Now it is no secret that I tend to favor Microsoft products but in this
case the platform already in place was Oracle so naturally, I wanted to
give them more general advice instead of just pushing MS MDM.
There are quite a few upfront activities that must be done regardless
of which products you are going to use. I've listed some introductory
efforts that need to be done earlier in the process and that can be
done before production selection.
- Governance
To get the ball rolling, you really need to figure out what data you
are talking about, where it lives, who thinks they own it now, and what
organization you need to address this effort. Here are some suggestions
on how to make this go smoothly:
- Identify External Data Ownership
Often there will be multiple owners identified for the same data. Being
able to identify these different uses in their various applications is
a significant lever used throughout the rest of the process. Without a
clear understanding of where the data is currently 'owned' and its
criticality to various applications, mis-matched expectations will
cause problems.
- Formalize Ownership in MDM
This often requires
significant negotiation and compromise from the various stakeholders.

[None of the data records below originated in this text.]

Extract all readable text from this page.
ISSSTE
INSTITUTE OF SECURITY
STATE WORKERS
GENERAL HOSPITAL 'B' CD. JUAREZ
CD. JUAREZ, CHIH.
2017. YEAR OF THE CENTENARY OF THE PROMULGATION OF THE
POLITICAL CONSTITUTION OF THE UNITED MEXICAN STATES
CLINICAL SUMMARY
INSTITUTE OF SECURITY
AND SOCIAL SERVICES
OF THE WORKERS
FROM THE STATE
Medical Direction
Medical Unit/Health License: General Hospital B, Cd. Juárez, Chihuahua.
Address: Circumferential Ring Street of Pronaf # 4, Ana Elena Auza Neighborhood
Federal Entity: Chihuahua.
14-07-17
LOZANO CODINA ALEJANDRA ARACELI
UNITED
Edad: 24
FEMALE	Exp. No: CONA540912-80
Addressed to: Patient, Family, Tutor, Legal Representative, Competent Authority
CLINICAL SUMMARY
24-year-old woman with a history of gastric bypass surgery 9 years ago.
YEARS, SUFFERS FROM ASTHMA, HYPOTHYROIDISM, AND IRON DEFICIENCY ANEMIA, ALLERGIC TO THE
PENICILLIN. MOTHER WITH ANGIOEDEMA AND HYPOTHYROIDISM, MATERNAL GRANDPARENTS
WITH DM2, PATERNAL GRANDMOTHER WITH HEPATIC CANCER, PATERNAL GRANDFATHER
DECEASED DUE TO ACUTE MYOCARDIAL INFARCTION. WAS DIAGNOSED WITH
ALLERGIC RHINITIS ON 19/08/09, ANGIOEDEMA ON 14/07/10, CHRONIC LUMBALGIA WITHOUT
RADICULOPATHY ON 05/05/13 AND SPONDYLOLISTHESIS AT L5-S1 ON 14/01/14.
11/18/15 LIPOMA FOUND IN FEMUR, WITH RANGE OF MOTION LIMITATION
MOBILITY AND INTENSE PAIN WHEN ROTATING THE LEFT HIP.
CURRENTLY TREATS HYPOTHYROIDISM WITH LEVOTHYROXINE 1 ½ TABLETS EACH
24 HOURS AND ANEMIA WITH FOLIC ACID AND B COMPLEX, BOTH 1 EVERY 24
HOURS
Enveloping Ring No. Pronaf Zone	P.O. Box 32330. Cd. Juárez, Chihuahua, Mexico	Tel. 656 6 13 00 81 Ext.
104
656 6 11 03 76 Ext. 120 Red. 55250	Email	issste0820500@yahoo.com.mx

In organizations where the inter-organization trust level is high, this
is more straight-forward. In some environments, only a top-down
directive will accomplish this. Whichever tactic is used, establishing
formal ownership is a prerequisite for success.
- Identify Data Domains
This sounds a lot easier than it
always ends of being. Attributes utilized by disparate systems often
have subtleties in their definitions which must be accommodated. Being
able to provide synonym mapping and transition approaches is imperative
to keeping comfort levels high between organizations.
- Formalize Domain Administration Process
Having an
established (and hopefully standardized!) set of processes to perform
CRUD operations on domains can take the stress out of relationships
where trust levels are sub par between applications.
- Establish Organizational Governance
This is often rolled
up into Change Management or a similar phase, but in reality needs to
be an ongoing activity. These organizational groupings will allow for
escalation procedures, conflict resolution, and increased visibility
into the data lifecycles.
Once you have the basic framework to talk about data ( and who owns
it, how it gets maintained, etc. ) you can then delve into the
specifics of the data.
- Model Dimensions
If governance is properly addressed, this should be a fairly
straightforward exercise for data architects. They'll go through some
steps similar to the following:
- Identify Dimensions
What data are you really talking about? You need to pick a single name
for each domain. Sometimes the same type of data is called different
things in different places. You have to formalize on a common taxonomy.
- Identify Consuming Applications
There may be downstream
consumers beyond the currently perceived data owners. Make sure you
understand the data lifecycle and flows so you can estimate impacts
properly.
- Identify Entities Per Dimension
Make sure you flesh out
the taxonomy down to the most granular level necessary. The more detail
you include now, the more hours saved later.
- Identify Entity Attributes
This is a critical step that is often
treated as a second-class citizen. In reality, it is a key driver.
Without precision about attributes, the potential values and rules
(which come next) can't be properly defined. It also means your
estimates will be incorrect. - Quantify Attribute Values
This is only as important as the complexity of the data rules (which
come next) and the accuracy of your rule implementation estimates need
to be. If your sources have this well defined, it should be
straightforward to ensure this is comprehensive.
- Identify Data Rules
This is sometimes referred to
ambiguously as Business Rules which is very imprecise. Here we are
speaking not to rules governing operations or activities (hence the
term Business) but instead the states, lifecycles, and value cohorts
for entities and domains.
As you can well imagine this is a significant undertaking for any
organization, and can be done in
a technology agnostic way. Once you've
identified and quantified this information, you can begin to look at
transition plans, data flow planning and infrastructure. These are very
technology and environmentally specific.
As the proverb states: "Measure twice, cut once."